You will see that there are plenty of _heated discussions _:lookout: about "treatment free" beekeeping here at Beesource, but relatively little about "organic", likely due to the difficulty of controlling how the bees forage.

And if you haven't yet found Michael Bush's site, its worth a look:
http://www.bushfarms.com/bees.htm


----------



## Redeemingacres (Dec 30, 2012)

Thanks for the clarification Radar,what I am trying to accomplish is treatment free beekeeping.


----------



## DBeeCooper (Apr 28, 2010)

Welcome Brad! Hope your hives are doing well so far this winter. Did you guys get a lot of snow last night?

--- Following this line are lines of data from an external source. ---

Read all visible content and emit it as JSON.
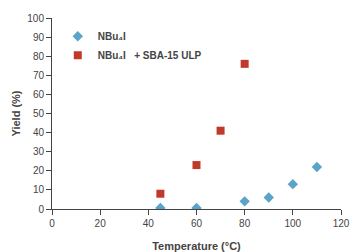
{
  "chart_data": {
    "type": "scatter",
    "xlabel": "Temperature (°C)",
    "ylabel": "Yield (%)",
    "xlim": [
      0,
      120
    ],
    "ylim": [
      0,
      100
    ],
    "xticks": [
      0,
      20,
      40,
      60,
      80,
      100,
      120
    ],
    "yticks": [
      0,
      10,
      20,
      30,
      40,
      50,
      60,
      70,
      80,
      90,
      100
    ],
    "grid": false,
    "legend": "upper left",
    "series": [
      {
        "name": "NBu₄I",
        "color": "#5BA3C9",
        "marker": "diamond",
        "x": [
          45,
          60,
          80,
          90,
          100,
          110
        ],
        "values": [
          0.5,
          0.5,
          4,
          6,
          13,
          22
        ]
      },
      {
        "name": "NBu₄I   + SBA-15 ULP",
        "color": "#C0392B",
        "marker": "square",
        "x": [
          45,
          60,
          70,
          80
        ],
        "values": [
          8,
          23,
          41,
          76
        ]
      }
    ]
  }
}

FYI-since bees fly 2 or 3 miles to forage, and you don't know exactly where all they've been -they won't let you call your honey organic. Which doesn't mean you can't do everything that you control in organic way. Generally, it follows Treatment Free, but there's more to it than just that, of course.


----------



## WWW (Feb 6, 2011)

Welcome Brad, you are not too far from me


----------



## Lazer128 (Dec 15, 2012)

Welcome to the site Brad. It is a great site!


----------



## cg3 (Jan 16, 2011)

Hey, Brad. We're pretty close. I'm between Athens and Nelsonville. Welcome to the site.


----------



## AmericasBeekeeper (Jan 24, 2010)

Welcome Brad!


----------



## ubiewan (Oct 25, 2012)

Welcome Brad~we are NE Ohio beekeepers. Glad to have you as a member. This is a wonderful site.


----------



## KQ6AR (May 13, 2008)

Hi Brad, there is a label that's easier to get than organic, its called naturally grown.
http://www.naturallygrown.org/programs/apiary-standards


----------



## ycitybz (Jan 2, 2012)

Hello Brad and welcome to the world of addicted Beekeepers 
Make sure to join your local club as they will be able to provide answers to any questions you may have. Here is the site I found for your area and you're always welcome to come up to east central ohio Beekeepers. (E-coba.org)
HOCKING COUNTY BEEKEEPERS ASSN.
Annette McClain
20193 SR 328
New Plymouth OH 45654 740/385-5305 [email protected] [email protected]


----------



## cg3 (Jan 16, 2011)

Or, if you're willing to come to Athens, you'd be welcome at Athens County Area Beekeepers. Next meeting is Jan. 17.


----------